Today, there are hordes of people gathering sports data in real-time from stadia all over the world, wirelessly transmitting them back to base. These score or in-game changes are further aggregated and processed before algorithms are applied, generating odds with the smallest possible delay.

4. Mobile is King (and Queen)

The fact that mobile was dominating player engagement should be less of a surprise to anyone who has worked on consumer-facing products, as mobile is certainly the key engagement channel in other sectors.

One hurdle to mobile supremacy in the gaming sector was recently cleared when Google announced that Android apps could be offered via the Google Play store (at least in the UK, Ireland and France). This made it easier for operators to distribute their Android apps and easier for consumers to be confident they are installing a legitimate app.

The convenience of the mobile channel, coupled with low-latency systems like OpenBet, has massively reduced the time it takes people to place bets over the last few years. With TouchID for authentication and rapid deposits from previously saved cards, an in-play bet can be placed within a matter of seconds.

Whilst the native app may be King, mobile websites are still very popular with modern JavaScript frameworks and libraries, like React and Redux, offering a native-like experience all within the humble mobile browser.

5. You’ve got to evolve and innovate quickly to provide the operators and their consumers with what they want

The flexibility of digital channels provides massive opportunities for innovation to improve the offering to operators and consumers. Consumers are demanding more sports, more markets, more combinations of bets and even the option to change a bet once struck (which would have been unthinkable a few years ago).

For the team at SG Digital, designing and developing these next generation betting features, often in conjunction with operators, is a key focus. The functional requirements are often the easy part to deliver - solving “How will it work on Grand National day?” is often much harder.

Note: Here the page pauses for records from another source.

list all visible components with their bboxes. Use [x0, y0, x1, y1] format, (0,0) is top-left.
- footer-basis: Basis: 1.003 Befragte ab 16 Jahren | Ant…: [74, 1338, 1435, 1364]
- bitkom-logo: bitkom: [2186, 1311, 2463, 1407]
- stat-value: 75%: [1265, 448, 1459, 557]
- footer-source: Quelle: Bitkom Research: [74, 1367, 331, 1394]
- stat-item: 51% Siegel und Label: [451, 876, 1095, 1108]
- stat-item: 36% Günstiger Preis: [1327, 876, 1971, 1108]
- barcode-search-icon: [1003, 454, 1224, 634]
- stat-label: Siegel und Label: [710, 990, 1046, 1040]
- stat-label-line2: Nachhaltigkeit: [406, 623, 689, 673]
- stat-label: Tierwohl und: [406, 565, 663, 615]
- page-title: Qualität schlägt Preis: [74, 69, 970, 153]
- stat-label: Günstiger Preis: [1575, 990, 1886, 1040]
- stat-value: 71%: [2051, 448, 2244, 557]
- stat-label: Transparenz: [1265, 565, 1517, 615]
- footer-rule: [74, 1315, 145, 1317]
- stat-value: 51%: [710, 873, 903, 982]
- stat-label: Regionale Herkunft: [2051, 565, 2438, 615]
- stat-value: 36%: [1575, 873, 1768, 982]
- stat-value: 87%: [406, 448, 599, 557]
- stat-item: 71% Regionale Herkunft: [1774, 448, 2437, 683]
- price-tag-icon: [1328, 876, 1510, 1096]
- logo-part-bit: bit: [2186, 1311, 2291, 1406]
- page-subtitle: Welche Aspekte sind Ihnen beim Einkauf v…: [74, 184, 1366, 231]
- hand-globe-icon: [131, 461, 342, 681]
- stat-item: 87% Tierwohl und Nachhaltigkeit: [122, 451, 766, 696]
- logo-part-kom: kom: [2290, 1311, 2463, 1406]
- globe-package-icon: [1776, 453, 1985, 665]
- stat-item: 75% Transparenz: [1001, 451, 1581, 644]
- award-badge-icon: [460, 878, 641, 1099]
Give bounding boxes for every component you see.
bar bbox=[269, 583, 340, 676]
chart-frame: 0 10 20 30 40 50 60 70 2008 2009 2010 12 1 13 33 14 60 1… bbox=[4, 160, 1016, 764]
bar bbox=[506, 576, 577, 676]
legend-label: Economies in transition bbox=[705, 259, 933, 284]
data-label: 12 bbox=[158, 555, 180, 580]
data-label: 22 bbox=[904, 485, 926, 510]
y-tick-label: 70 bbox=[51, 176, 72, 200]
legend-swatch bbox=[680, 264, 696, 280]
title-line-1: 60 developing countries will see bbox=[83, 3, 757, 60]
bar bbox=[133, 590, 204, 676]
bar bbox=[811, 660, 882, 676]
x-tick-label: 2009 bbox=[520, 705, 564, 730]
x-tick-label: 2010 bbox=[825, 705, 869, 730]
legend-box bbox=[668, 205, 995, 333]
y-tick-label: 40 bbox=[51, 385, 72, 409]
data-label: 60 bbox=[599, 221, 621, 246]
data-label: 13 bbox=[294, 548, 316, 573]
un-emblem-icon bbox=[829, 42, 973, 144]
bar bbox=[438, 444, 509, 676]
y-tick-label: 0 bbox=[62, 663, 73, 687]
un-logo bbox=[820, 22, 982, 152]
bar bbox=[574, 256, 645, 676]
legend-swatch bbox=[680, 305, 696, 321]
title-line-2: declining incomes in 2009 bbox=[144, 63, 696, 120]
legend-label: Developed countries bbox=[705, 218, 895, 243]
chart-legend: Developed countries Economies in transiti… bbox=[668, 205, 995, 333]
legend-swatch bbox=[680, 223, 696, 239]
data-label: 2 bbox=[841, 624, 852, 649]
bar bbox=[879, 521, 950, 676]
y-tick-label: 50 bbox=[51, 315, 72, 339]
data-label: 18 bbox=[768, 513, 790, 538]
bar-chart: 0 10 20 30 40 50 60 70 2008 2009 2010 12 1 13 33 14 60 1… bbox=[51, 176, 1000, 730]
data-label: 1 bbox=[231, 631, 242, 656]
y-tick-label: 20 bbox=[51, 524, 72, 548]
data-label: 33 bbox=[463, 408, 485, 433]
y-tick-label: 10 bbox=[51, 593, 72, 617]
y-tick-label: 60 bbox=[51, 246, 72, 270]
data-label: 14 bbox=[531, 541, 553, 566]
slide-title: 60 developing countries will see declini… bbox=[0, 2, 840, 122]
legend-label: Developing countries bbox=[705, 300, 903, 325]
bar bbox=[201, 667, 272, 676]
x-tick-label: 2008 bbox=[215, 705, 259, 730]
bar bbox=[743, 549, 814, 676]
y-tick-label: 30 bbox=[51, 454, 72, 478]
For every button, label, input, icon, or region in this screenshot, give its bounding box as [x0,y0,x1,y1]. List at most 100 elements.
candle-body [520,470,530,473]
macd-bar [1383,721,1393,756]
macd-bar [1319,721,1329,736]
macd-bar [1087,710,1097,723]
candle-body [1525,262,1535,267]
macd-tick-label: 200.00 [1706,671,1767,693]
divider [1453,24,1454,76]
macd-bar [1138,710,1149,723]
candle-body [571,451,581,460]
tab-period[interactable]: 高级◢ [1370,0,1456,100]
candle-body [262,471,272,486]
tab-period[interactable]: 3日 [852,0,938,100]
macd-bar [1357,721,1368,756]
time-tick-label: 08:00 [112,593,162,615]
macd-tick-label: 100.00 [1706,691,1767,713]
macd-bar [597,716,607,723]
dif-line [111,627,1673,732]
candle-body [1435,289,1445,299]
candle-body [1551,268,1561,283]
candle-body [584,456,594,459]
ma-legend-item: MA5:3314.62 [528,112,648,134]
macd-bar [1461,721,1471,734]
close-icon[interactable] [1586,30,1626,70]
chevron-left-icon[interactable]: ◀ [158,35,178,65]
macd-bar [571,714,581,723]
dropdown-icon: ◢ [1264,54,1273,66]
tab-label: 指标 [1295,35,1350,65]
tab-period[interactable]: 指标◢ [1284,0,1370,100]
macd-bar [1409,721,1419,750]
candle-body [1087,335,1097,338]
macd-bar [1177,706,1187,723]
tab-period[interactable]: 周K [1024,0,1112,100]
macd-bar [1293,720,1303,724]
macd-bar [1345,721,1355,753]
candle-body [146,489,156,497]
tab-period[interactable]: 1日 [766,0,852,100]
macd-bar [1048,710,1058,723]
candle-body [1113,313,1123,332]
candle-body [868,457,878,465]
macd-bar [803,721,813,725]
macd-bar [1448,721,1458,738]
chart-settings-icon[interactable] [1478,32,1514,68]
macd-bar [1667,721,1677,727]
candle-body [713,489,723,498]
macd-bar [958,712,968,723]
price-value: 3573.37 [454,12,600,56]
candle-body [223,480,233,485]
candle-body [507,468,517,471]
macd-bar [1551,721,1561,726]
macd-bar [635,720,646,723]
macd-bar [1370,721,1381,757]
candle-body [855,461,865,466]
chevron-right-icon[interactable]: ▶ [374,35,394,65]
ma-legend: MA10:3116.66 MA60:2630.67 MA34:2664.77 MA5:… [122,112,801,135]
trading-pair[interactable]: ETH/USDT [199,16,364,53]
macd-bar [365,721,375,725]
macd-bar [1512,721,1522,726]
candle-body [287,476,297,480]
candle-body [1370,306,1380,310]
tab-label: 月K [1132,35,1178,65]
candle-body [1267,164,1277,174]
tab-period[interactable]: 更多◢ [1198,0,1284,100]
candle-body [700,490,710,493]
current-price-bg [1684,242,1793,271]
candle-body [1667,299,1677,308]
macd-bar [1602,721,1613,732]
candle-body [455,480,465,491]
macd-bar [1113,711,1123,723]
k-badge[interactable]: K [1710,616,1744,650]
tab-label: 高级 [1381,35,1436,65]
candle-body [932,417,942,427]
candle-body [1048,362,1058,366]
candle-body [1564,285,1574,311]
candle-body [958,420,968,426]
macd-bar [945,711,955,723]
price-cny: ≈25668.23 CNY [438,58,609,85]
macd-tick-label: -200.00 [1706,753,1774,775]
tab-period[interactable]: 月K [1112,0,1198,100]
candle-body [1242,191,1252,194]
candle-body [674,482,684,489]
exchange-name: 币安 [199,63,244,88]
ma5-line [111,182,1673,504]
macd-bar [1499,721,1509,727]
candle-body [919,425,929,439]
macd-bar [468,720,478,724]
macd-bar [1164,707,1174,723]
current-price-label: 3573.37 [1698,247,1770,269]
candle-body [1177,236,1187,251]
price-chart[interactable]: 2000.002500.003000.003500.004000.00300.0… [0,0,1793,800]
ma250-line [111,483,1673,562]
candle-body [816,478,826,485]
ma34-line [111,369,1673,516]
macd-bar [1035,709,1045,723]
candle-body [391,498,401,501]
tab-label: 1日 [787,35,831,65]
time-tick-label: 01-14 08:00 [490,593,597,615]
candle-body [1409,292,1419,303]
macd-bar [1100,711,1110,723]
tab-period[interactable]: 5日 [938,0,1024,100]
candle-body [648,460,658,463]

6. The customer experience is paramount

The volume of betting opportunities (events and markets) is clearly important to ensure a broad range of customer interests are catered for; however, it is critical that volume or complexity does not come at the expense of the customer experience. Sensible navigational hierarchies as well as customisation and personalisation are needed to offer customers quick and easy ways of finding their chosen markets amongst tens of thousands of others. 

Whilst they may be less frequently used than bet placement, the deposit and withdrawal journeys also need to be as frictionless to ensure a pleasant start and end to the engagement.